According to Esparza, the sudden jump from one type of smallpox to another has to do with how the vaccine is made:

“For the first 100 years of vaccination history, there were vaccinations from one person’s arm to the other’s arm. In 1860, scientists in Italy and France developed the animal vaccination system. Thus, instead of transmitting the virus from person to person, the method of putting it in cattle and keeping it there was developed.”

With this mass production system, other animals such as sheep, horses and donkeys were included in the chain after a while.

At one point, a virus contained in an unknown animal began to be used as a smallpox vaccine. There is no record of who first did this, or why, how or why such a thing happened.
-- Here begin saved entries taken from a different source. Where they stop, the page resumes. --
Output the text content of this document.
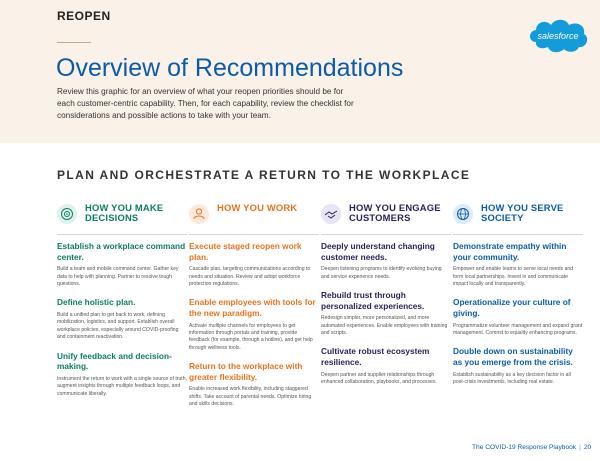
REOPEN
salesforce
Overview of Recommendations

Review this graphic for an overview of what your reopen priorities should be for each customer-centric capability. Then, for each capability, review the checklist for considerations and possible actions to take with your team.

PLAN AND ORCHESTRATE A RETURN TO THE WORKPLACE
HOW YOU MAKE DECISIONS
Establish a workplace command center.
Build a team and mobile command center. Gather key data to help with planning. Partner to resolve tough questions.
Define holistic plan.
Build a unified plan to get back to work, defining mobilization, logistics, and support. Establish overall workplace policies, especially around COVID-proofing and containment reactivation.
Unify feedback and decision-making.
Instrument the return to work with a single source of truth, augment insights through multiple feedback loops, and communicate liberally.
HOW YOU WORK
Execute staged reopen work plan.
Cascade plan, targeting communications according to needs and situation. Review and adopt workforce protection regulations.
Enable employees with tools for the new paradigm.
Activate multiple channels for employees to get information through portals and training, provide feedback (for example, through a hotline), and get help through wellness tools.
Return to the workplace with greater flexibility.
Enable increased work flexibility, including staggered shifts. Take account of parental needs. Optimize hiring and skills decisions.
HOW YOU ENGAGE CUSTOMERS
Deeply understand changing customer needs.
Deepen listening programs to identify evolving buying and service experience needs.
Rebuild trust through personalized experiences.
Redesign simpler, more personalized, and more automated experiences. Enable employees with training and scripts.
Cultivate robust ecosystem resilience.
Deepen partner and supplier relationships through enhanced collaboration, playbooks, and processes.
HOW YOU SERVE SOCIETY
Demonstrate empathy within your community.
Empower and enable teams to serve local needs and form local partnerships. Invest in and communicate impact locally and transparently.
Operationalize your culture of giving.
Programmatize volunteer management and expand grant management. Commit to equality enhancing programs.
Double down on sustainability as you emerge from the crisis.
Establish sustainability as a key decision factor in all post-crisis investments, including real estate.
The COVID-19 Response Playbook | 20
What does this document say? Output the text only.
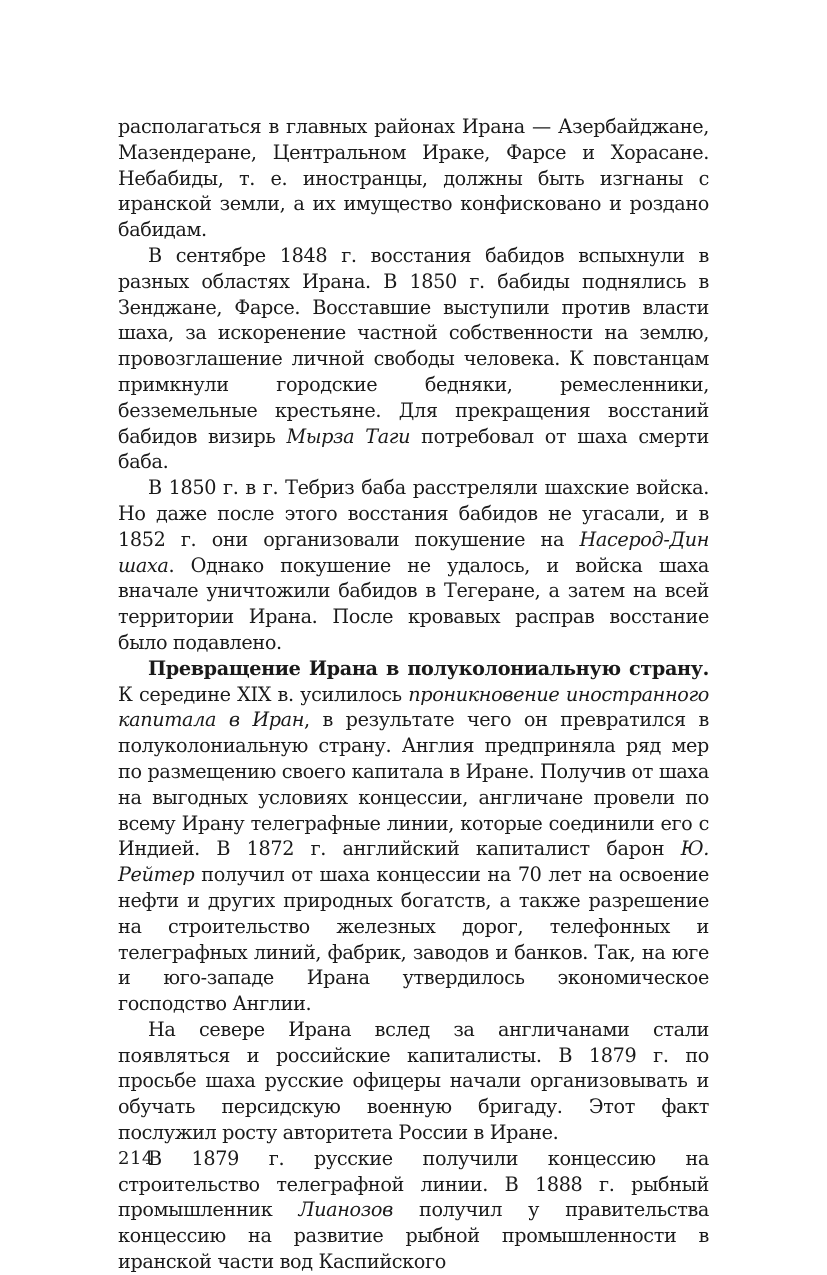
располагаться в главных районах Ирана — Азербайджане, Мазендеране, Центральном Ираке, Фарсе и Хорасане. Небабиды, т. е. иностранцы, должны быть изгнаны с иранской земли, а их имущество конфисковано и роздано бабидам.

В сентябре 1848 г. восстания бабидов вспыхнули в разных областях Ирана. В 1850 г. бабиды поднялись в Зенджане, Фарсе. Восставшие выступили против власти шаха, за искоренение частной собственности на землю, провозглашение личной свободы человека. К повстанцам примкнули городские бедняки, ремесленники, безземельные крестьяне. Для прекращения восстаний бабидов визирь Мырза Таги потребовал от шаха смерти баба.

В 1850 г. в г. Тебриз баба расстреляли шахские войска. Но даже после этого восстания бабидов не угасали, и в 1852 г. они организовали покушение на Насерод-Дин шаха. Однако покушение не удалось, и войска шаха вначале уничтожили бабидов в Тегеране, а затем на всей территории Ирана. После кровавых расправ восстание было подавлено.

Превращение Ирана в полуколониальную страну. К середине XIX в. усилилось проникновение иностранного капитала в Иран, в результате чего он превратился в полуколониальную страну. Англия предприняла ряд мер по размещению своего капитала в Иране. Получив от шаха на выгодных условиях концессии, англичане провели по всему Ирану телеграфные линии, которые соединили его с Индией. В 1872 г. английский капиталист барон Ю. Рейтер получил от шаха концессии на 70 лет на освоение нефти и других природных богатств, а также разрешение на строительство железных дорог, телефонных и телеграфных линий, фабрик, заводов и банков. Так, на юге и юго-западе Ирана утвердилось экономическое господство Англии.

На севере Ирана вслед за англичанами стали появляться и российские капиталисты. В 1879 г. по просьбе шаха русские офицеры начали организовывать и обучать персидскую военную бригаду. Этот факт послужил росту авторитета России в Иране.

В 1879 г. русские получили концессию на строительство телеграфной линии. В 1888 г. рыбный промышленник Лианозов получил у правительства концессию на развитие рыбной промышленности в иранской части вод Каспийского

214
Maybe it was just an accident: Maybe someone used a virus from a farm animal that they thought was horse or cowpox, the virus worked, and no one realized it was a different kind of virus.

The cause of the epidemic is the abandonment of the smallpox vaccine.

Monkeypox vaccine

In the 1930s, this mysterious virus became the most widely used vaccine. By the middle of the 20th century, hundreds of different types of this virus were encountered throughout the world.

Today, this mysterious virus works better than it has ever been.

Monkeypox virus was first detected in 1970, and until recently, the virus was only found on the African continent.

However, in May 2022, it began to spread around the world at an unprecedented rate. To cut this pace, many countries have ordered millions of doses of vaccine.

The JYNNEOS and ACAM2000 vaccines were both developed from the same mysterious virus that was active in the smallpox vaccine in the 1930s.

In July 2022, the US government ordered seven million doses of both vaccines.

The funny thing is, maybe the only reason we’re dealing with a monkeypox epidemic today is because we’ve abandoned the practice of smallpox vaccination.

Because other viruses are thought to take advantage of this opportunity. Although cattle pox is not very common in cattle, it is seen as an epidemic in rodents around the world, for example.

There has also been an increase in the incidence of the disease in children since the cessation of smallpox vaccination in the 1970s.

Today, people can catch cowpox by rats or cats. Infections are usually mild, with lesions on the face and hands. However, there is no data that this virus is transmitted from person to person.

However, there have been deaths due to this virus. As with monkeypox, the increase in cases is thought to be related to the discontinuation of smallpox vaccination. Some scientists even say cowpox is an imminent health threat.

So there is still a lot of demand for vaccinia. But is it possible for us to one day find out what the origin of this favorite vaccine in human history is?

Esparza is skeptical of this:

“Right now we have more questions than answers.”